The additions of Celtic staples Kevin Garnett and Paul Pierce ballooned Brooklyn’s already staggering payroll to an unprecedented $185 million for the coming season. In addition to Pierce and Garnett, the Nets are already paying a pretty penny for the services of Deron Williams, Joe Johnson, and Brook Lopez.
An increased payroll was expected as soon as Mikhail Prokhorov, a Russian billionaire with seemingly unlimited ends, took over the team in 2010.
Prokhorov is the world’s 58th wealthiest individual, according to the most recent Forbes report, and he has proved that he is unafraid to move some coin in order to improve the Nets.
His most recent signing however, has some NBA executives scratching their heads, while others are calling foul play.
As if they hadn’t added enough new pieces already, the Nets just signed the ultra-versatile Andrei Kirilenko earlier this week, and at quite a bargain.
A ten million dollar man with the Timberwolves last season, Kirilenko opted out of his contract with the Wolves in order to take a seven million dollar pay cut to be in Brooklyn.
If he had remained in Minnesota, Kirilenko would be scheduled to make another $10 million in 2013-2014, as opposed to the $3.1 million he will bank in Brooklyn.
The discrepancy in salary alone has some around the league questioning the integrity of the move.

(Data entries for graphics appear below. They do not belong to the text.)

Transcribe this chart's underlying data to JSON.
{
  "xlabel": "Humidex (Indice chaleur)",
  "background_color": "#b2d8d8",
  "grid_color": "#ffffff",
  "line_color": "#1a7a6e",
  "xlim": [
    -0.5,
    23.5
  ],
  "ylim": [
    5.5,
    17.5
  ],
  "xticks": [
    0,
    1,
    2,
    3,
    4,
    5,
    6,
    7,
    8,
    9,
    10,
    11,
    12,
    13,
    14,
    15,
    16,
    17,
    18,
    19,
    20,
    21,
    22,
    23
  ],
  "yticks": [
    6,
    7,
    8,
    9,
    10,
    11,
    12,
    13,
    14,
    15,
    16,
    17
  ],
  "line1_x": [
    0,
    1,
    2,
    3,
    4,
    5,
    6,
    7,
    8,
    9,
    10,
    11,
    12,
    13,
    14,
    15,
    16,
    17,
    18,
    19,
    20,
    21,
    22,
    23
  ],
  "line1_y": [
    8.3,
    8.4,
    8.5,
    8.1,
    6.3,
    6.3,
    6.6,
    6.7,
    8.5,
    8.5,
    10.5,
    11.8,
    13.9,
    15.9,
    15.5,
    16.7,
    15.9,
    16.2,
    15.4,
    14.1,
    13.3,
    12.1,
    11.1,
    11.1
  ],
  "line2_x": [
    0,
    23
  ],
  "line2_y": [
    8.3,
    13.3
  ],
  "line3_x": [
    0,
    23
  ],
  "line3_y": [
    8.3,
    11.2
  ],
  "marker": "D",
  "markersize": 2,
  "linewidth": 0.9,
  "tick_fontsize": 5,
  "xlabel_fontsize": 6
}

“There should be a probe. How obvious is it,” one Eastern Conference GM stated, implying that Prokhorov cut some sort of under-the-table deal with Kirilenko to bring him to Brooklyn.
"Let's see if the league has any credibility. It's not about stopping it. It's about punishing them if they're doing it," a league owner told Yahoo! Sports.
While it does seem strange that a player would voluntarily take such an enormous pay cut, especially to play for a team that is not yet established as a true contender, Kirilenko may have his reasons.
Maybe he felt that the Nets simply give him a better shot to win, or maybe he was eager to reunite with former Jazz teammate Deron Williams, as the two enjoyed some successful and productive years together in Utah.
Andrei’s agent insists that there is nothing shady about the signing.
The rest of the NBA however, is not so sure, and will continue to dig around for some dirt on the deal.
In the meantime, Brooklyn continues to build a well-balanced team with high expectations for the 2013-14 season. For his part, Prokhorov continues to throw money around like he grows it in his back yard, with Kirilenko becoming the newest, and one of the cheapest, key pieces to the puzzle.